I bagged more of my mother’s clothes today, not all of them, only about half. I spent the day, going through each piece, literally hundreds of jackets, blouses and pants. To say my mother was a clothes horse is not an understatement. Growing up in the middle of a war occupation, watching much of her family and homes blown up, literally, there was much she never was able to sit with or attend to “within” in her inner life. Shopping was her therapy. And as a child that grew up under the far reaching tentacles of war trauma, I can honestly say that it made me very sensitive to suffering. It led me to work in the inner city and with Vietnam war veterans, and it led me to decades of self help study.
She saved everything. Today I found doll clothes from my favorite doll, my brother’s torn up “raggedy andy”, baby clothes, all stuffed between designer label clothes, some with price tags still on them. There are still reams upon reams of cloth to go through, she was an avid seamstress. I have many memories of sitting at her feet under her sewing cabinet, the hum of the sewing machine overhead and her muttering about something not done correctly.
When she had a stroke 5 years ago, she made herself busy and learned to regain some functional use of her right hand by folding all the bags from her shopping expeditions. I found a large bag today filled with bright blue carefully folded Nordstrom bags. I remember being really irritated about this bag of bags and told her so. Her response, “you never know when you need a plastic bag.” Today I used those bags, filling up bag after bag with sweaters, silk blouses and wool pants.
I drove them to the “A Wider Circle”, my favorite nonprofit. Their mission is to help families lift themselves out of poverty through providing basic goods and services. They work mostly in the area of the inner city most violent, a section within Anacostia where I used to work at the local hospital as a physical therapist.

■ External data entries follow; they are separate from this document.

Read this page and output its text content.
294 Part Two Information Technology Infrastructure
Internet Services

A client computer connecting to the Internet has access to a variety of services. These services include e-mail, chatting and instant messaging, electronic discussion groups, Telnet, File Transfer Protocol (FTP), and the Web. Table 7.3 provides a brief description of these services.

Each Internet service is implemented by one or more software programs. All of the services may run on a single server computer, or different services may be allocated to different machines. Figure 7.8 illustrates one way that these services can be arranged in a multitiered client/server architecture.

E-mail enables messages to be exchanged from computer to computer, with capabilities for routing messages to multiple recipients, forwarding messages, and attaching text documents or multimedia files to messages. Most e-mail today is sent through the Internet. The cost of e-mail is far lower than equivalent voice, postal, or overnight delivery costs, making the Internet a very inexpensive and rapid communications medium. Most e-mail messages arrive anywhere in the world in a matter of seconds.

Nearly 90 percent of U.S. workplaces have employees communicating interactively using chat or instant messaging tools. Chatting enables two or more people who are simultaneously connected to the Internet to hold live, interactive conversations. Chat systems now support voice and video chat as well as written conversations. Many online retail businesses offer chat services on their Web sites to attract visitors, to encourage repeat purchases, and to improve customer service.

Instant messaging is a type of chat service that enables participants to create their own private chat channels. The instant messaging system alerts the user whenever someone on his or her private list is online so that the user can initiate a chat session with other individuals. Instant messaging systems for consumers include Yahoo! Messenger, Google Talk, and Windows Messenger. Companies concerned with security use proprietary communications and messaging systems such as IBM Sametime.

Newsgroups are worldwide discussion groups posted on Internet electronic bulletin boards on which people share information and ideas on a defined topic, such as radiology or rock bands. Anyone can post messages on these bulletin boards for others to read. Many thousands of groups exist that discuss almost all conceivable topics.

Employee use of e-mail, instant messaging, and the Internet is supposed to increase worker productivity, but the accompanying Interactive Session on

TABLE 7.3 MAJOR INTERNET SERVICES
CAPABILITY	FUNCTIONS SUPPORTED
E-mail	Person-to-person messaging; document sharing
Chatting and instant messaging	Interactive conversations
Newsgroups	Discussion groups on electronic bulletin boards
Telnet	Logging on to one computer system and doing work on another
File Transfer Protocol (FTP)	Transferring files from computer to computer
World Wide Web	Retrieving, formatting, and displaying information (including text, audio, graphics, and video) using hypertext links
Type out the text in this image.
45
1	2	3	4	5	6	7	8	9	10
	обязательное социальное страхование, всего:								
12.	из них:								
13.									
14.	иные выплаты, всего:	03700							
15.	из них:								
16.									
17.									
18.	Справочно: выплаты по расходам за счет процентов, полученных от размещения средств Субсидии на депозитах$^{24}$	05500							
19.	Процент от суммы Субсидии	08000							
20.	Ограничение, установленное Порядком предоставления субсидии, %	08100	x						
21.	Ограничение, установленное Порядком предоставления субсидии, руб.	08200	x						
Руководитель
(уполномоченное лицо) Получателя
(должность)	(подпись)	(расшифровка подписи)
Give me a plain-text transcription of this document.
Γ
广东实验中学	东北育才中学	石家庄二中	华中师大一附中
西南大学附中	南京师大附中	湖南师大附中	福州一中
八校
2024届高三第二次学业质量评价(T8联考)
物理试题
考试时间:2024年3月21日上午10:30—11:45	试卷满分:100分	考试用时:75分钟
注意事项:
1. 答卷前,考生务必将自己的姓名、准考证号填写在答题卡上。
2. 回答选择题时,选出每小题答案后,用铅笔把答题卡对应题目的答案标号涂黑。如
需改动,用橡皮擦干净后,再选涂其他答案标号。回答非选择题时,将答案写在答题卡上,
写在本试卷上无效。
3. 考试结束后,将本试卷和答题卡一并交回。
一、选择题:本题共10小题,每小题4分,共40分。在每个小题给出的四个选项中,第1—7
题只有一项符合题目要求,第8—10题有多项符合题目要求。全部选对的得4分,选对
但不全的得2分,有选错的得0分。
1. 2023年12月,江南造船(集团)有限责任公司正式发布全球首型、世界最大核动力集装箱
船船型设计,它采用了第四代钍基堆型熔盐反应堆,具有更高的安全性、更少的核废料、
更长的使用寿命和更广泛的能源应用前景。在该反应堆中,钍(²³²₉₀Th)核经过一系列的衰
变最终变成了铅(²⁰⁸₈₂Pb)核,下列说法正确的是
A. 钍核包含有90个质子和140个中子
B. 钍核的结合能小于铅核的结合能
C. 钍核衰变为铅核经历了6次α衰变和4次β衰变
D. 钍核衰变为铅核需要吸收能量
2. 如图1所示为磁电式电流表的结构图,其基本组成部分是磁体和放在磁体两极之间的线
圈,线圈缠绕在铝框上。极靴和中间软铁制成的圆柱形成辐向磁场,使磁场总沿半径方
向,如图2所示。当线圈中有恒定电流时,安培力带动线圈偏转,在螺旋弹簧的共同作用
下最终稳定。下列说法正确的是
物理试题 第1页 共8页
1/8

As I piled the blue bags on the black top, one of the volunteers, Ted (not his real name), came out. He said, “Heh Rita, how are you today?” After being calm and centered all day, I burst into tears. I just couldn’t help myself. “These clothes are my mother’s and I don’t want to give them to you. I am sorry. This is hard. Really hard.” He said, “Yes, you know you are bringing them to the right place?” I said, “you know I do. And I am grateful to give them to you as is my father. But to see the remnants of my mother in small blue bags…” Two other volunteers came, they stood and waited. I found my breath, the universe slowed down, everything became still. I felt calmness again and said, “thank you” and handed them bag after bag, at the last minute pulling a sweater out that still had her smell, somewhere in there her touch.
I pulled over in a park on the way home. I looked at the trees waving in the sky, felt the soft breeze on my skin, took in the May flowers arching their necks toward the sun, life in all its vitality reaching forward to take my hand. It eases the sadness of my mom not being here, it eases the sorrow in my heart at the baby Isabella who I see in every baby that goes by, and the longing for friends who have chosen not to be here with me. Nature reminds me that despite these losses, there is much to breathe in and see. Much that is still here, my son, the vitality of my body, the amazing things to learn every day and those in my life that love and care for me. There is much I am still here to do, much I am still here to teach, and many many more breaths to take in and marvel at this incredible world we live in.
There is not much to understand here, only that with all the sorrow in this world and transition, there is also much wonder. And soon I will see that again. If anything through the faces of those I hold dear near and far.
May all be well, may all be happy, may all be at peace.